Note entry by mouse - suggestion

• Mar 21, 2012 - 09:03

Hi,

I was using Musicator in the 90s. One of the ways you could enter
notes, was to use the mouse to click and drag the desired lenght
of a note. The note type/duration (and breaks) was automatically created
based on the gesture.
That method is way faster than the current method using the mouse in
MuseScore and I believe it even outperforms the current keyboard method.
Reason: The Musicator method is simpler and faster, as it requires
less clicks/keystrokes.

The concept was simple:
1) Place the mouse cursor (represented as a generic note) on the
bar where you would enter a note.
Just above that bar you could see
a rectangle with some "dots" in it. The rectangle was always above
the bar of the mouse cursor, and the dot closest to the horisontal
position of the cursor would always be highlighted.

2) Hit a number between 1 and 9.
This would change the number of dots in the rectangle above the bar.
The number tells how every beat of the bar is "split". Examples:
1 would change the number of dots in the rectangle over a 3/4 bar into 3 dots
2 would change the number of dots in the rectangle over a 4/4 bar into 8 dots
(See the rectangle over the 2nd bar in this picture: //fuv.hivolda.no/prosjekt/fuvarnso/musicator01.gif
or on the attachment to this feature request.
3 would change the number of dots in the rectangle over a 2/4 bar into 6 dots
and so on

3) Use the position of the mouse cursor (directly implicating the pitch of the note
and the highlighted dot) to click, hold and drag the note to the desired lenght

(based on the splitting set in 2). Doing this in the middle of an empty bar would
automatically create the breaks earlier in the bar as well.

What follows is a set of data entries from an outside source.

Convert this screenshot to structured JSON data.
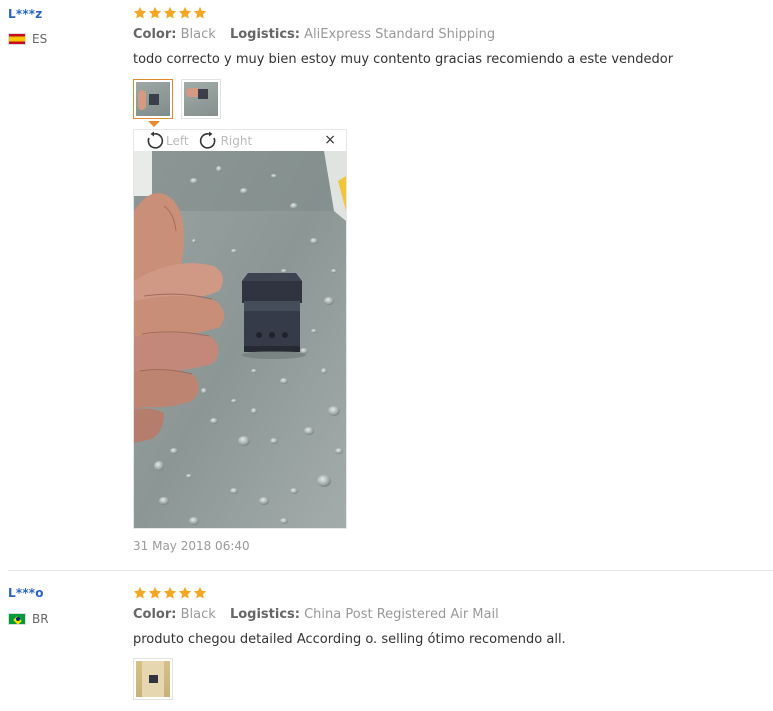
{
  "reviews": [
    {
      "user": "L***z",
      "country_code": "ES",
      "rating": 5,
      "color_label": "Color:",
      "color_value": "Black",
      "logistics_label": "Logistics:",
      "logistics_value": "AliExpress Standard Shipping",
      "text": "todo correcto y muy bien estoy muy contento gracias recomiendo a este vendedor",
      "date": "31 May 2018 06:40"
    },
    {
      "user": "L***o",
      "country_code": "BR",
      "rating": 5,
      "color_label": "Color:",
      "color_value": "Black",
      "logistics_label": "Logistics:",
      "logistics_value": "China Post Registered Air Mail",
      "text": "produto chegou detailed According o. selling ótimo recomendo all."
    }
  ],
  "viewer": {
    "rotate_left_label": "Left",
    "rotate_right_label": "Right",
    "close_symbol": "×"
  },
  "icons": {
    "star": "star-icon",
    "rotate_left": "rotate-left-icon",
    "rotate_right": "rotate-right-icon",
    "close": "close-icon"
  },
  "colors": {
    "star": "#f5a623",
    "username": "#2b63c8",
    "active_thumb_border": "#e58a2f"
  }
}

I appreciate any thoughts on this.

Svein

Attachment Size
musicator01.gif 13.69 KB

Comments

Seems awfully indirect to me - if I want to enter a dotted quarter note, I'd rather not have to calculate what kind of subdivisions I'd need and how many of them would add up to to the correct result. It seems a very "sequencer-oriented" way of thinking, very un-notational to me. But that's not to say a more sequencer-oriented entry method wouldn't have value for people more comfortable with sequencers than notation.